线上部署了一个java web服务到tomcat中,前面有nginx进行轮训。发现一个问题,总是有个一个tomcat莫名其妙的假死,通过ip访问服务一直无响应。

1、查看磁盘、内存等信息:

查看服务器基本信息,没有发现异常。

2、查看链接数:

$ netstat -natp | awk '{print $6}' | sort | uniq -c | sort -n
1 established)
1 Foreign
11 LISTEN
19 TIME_WAIT
106 CLOSE_WAIT
142 ESTABLISHED

发现close_wait 比较多,但是和高负载的服务器比起来也不算多。看了下其他正常的服务close_wait基本为0,所以就在这里下了很多功夫去查,调linux系统的各种参数...

3、查看gc:

$ jstat -gcutil 3494 1000 1000
S0 S1 E O P YGC YGCT FGC FGCT GCT
0.00 0.00 2.87 1.28 100.00 31420 140.865 31399 4345.929 4486.793
0.00 0.00 2.94 1.28 100.00 31420 140.865 31399 4345.929 4486.793
0.00 0.00 2.94 1.28 100.00 31420 140.865 31399 4345.929 4486.793

问题找到了问题,perm space占用100%。再去看日志

ERROR] [org.springframework.boot.web.support.ErrorPageFilter:176] Forwarding to error page from request [/algoAbTest/algoAbTestIndex] due to exception [Cannot deserialize; nested exception is org.springframework.core.serializer.support.SerializationFailedException: Failed to deserialize payload. Is the byte array a result of corresponding serialization for DefaultDeserializer?; nested exception is java.lang.OutOfMemoryError: PermGen space]

既然知道了问题,接下来就是看问题的原因。

1)查看jvm情况:

$ jmap -heap 3494
Attaching to process ID 3494, please wait...
Debugger attached successfully.
Server compiler detected.
JVM version is 24.79-b02

using thread-local object allocation.
Parallel GC with 8 thread(s)

Heap Configuration:
MinHeapFreeRatio = 0
MaxHeapFreeRatio = 100
MaxHeapSize = 8417968128 (8028.0MB)
NewSize = 1310720 (1.25MB)
MaxNewSize = 17592186044415 MB
OldSize = 5439488 (5.1875MB)
NewRatio = 2
SurvivorRatio = 8
PermSize = 21757952 (20.75MB)
MaxPermSize = 85983232 (82.0MB)
G1HeapRegionSize = 0 (0.0MB)

Heap Usage:
PS Young Generation
Eden Space:
capacity = 2804940800 (2675.0MB)
used = 0 (0.0MB)
free = 2804940800 (2675.0MB)
0.0% used
From Space:
capacity = 524288 (0.5MB)
used = 0 (0.0MB)
free = 524288 (0.5MB)
0.0% used
To Space:
capacity = 524288 (0.5MB)
used = 0 (0.0MB)
free = 524288 (0.5MB)
0.0% used
PS Old Generation
capacity = 5611978752 (5352.0MB)
used = 71781144 (68.4558334350586MB)
free = 5540197608 (5283.544166564941MB)
1.2790701314472832% used
PS Perm Generation
capacity = 85983232 (82.0MB)
used = 85983232 (82.0MB)
free = 0 (0.0MB)
100.0% used

32283 interned Strings occupying 3838824 bytes.

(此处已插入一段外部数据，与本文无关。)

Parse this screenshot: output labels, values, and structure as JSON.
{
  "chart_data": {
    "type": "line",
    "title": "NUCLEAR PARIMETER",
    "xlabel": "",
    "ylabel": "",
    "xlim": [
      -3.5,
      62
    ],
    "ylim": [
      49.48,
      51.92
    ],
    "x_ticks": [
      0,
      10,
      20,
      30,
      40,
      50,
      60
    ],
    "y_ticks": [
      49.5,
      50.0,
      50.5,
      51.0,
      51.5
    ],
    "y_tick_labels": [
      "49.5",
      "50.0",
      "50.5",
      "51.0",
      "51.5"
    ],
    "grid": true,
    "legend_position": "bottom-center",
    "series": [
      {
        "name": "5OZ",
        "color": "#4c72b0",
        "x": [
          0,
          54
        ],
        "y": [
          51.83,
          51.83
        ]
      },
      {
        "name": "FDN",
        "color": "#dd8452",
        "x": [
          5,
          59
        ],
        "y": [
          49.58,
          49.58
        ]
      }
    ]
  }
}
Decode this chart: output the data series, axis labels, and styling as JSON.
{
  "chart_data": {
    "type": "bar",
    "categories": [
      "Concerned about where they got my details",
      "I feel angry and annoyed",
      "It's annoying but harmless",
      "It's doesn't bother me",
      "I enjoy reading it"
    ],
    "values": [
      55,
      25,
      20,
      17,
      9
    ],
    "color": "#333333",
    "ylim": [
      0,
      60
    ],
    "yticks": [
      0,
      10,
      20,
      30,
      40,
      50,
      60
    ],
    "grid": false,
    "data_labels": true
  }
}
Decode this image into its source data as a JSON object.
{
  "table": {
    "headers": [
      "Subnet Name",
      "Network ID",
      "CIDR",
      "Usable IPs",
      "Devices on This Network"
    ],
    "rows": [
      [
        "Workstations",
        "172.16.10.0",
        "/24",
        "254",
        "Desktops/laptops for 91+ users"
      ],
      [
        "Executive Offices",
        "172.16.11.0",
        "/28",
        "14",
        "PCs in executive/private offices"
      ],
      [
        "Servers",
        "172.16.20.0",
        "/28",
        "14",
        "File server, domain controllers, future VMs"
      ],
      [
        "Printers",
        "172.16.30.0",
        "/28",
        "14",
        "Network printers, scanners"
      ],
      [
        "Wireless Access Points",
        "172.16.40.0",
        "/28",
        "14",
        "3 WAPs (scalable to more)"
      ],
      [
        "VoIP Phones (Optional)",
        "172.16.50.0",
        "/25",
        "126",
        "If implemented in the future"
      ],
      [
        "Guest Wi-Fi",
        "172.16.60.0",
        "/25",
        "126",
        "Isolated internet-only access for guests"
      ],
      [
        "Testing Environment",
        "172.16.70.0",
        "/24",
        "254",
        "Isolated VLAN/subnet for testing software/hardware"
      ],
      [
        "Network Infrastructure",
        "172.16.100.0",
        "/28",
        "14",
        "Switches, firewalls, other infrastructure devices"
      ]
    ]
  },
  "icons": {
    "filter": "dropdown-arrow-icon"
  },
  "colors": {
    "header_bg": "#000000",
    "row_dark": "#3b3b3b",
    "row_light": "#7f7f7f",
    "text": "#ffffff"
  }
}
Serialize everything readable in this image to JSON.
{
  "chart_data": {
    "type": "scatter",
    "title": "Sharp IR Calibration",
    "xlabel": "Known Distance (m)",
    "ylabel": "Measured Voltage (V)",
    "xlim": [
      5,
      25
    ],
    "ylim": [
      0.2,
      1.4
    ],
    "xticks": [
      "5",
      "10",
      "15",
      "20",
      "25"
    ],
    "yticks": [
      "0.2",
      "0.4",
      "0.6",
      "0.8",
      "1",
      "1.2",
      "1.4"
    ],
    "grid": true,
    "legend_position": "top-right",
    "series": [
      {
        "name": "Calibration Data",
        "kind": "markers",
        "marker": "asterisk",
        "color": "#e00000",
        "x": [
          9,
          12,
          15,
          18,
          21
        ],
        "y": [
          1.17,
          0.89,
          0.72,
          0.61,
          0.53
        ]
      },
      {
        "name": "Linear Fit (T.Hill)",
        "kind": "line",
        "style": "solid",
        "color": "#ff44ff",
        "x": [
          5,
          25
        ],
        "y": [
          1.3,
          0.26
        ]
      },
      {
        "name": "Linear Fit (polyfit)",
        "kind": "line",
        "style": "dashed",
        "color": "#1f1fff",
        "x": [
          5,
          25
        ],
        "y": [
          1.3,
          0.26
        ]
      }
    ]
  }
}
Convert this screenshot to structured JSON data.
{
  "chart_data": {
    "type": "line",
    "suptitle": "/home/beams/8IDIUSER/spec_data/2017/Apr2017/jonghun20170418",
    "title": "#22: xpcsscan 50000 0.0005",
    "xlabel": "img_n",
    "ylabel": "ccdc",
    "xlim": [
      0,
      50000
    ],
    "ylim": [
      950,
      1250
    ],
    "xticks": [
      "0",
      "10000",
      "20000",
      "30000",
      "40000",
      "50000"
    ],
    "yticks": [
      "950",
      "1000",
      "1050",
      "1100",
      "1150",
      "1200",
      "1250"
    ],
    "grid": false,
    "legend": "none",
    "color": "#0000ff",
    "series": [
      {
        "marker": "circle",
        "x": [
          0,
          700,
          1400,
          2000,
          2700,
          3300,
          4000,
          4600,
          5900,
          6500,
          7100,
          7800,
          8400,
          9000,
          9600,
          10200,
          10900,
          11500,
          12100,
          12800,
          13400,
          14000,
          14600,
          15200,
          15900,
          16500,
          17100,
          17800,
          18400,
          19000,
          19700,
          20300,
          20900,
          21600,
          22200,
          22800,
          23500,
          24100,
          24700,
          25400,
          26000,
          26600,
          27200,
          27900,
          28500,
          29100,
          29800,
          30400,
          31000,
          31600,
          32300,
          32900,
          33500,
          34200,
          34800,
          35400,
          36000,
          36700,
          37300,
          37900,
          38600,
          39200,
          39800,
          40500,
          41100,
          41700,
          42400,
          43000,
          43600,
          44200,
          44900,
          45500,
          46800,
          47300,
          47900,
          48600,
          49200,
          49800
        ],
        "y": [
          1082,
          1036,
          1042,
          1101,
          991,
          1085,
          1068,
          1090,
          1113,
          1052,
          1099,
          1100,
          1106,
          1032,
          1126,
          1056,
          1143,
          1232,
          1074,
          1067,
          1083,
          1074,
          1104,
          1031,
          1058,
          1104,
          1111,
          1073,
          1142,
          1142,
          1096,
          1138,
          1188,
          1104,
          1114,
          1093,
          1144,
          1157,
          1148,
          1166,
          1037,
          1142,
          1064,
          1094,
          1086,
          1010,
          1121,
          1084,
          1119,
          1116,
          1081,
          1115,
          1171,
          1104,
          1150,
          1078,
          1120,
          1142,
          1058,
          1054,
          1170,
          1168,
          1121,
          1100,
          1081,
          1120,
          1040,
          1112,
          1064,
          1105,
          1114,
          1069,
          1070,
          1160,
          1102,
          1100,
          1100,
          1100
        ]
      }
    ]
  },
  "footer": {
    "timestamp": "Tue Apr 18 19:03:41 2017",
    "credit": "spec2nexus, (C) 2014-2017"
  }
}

可以看到,perm space使用了80多M,而默认分配了50M。所以调整tomcat的参数即可

2)解决:

在catalina.sh中加入:

CATALINA_OPTS="$CATALINA_OPTS -Xms20480m -Xmx20480m -Xss2m -XX:PermSize=512M -XX:MaxNewSize=512m -XX:MaxPermSize=512m -XX:NewRatio=2"
CATALINA_OPTS="$CATALINA_OPTS -XX:+CMSParallelRemarkEnabled -XX:+UseParNewGC -XX:+UseConcMarkSweepGC -verbose:gc -XX:+DisableExplicitGC -XX:+PrintGCDetails -XX:+PrintGCTimeStamps -XX:+PrintGCDateStamps -XX:NumberOfGCLogFiles=10 -XX:GCLogFileSize=10M -Xloggc:/data/logs/tomcat/gc.log"
JMX_REMOTE="-Dcom.sun.management.jmxremote.port=1999 -Dcom.sun.management.jmxremote.ssl=false -Dcom.sun.management.jmxremote.authenticate=false"
CATALINA_OPTS="$CATALINA_OPTS $JMX_REMOTE"

3)进一步分析:

之前看到的close_wait都是由于服务无法响应正常请求造成的连接无法关闭。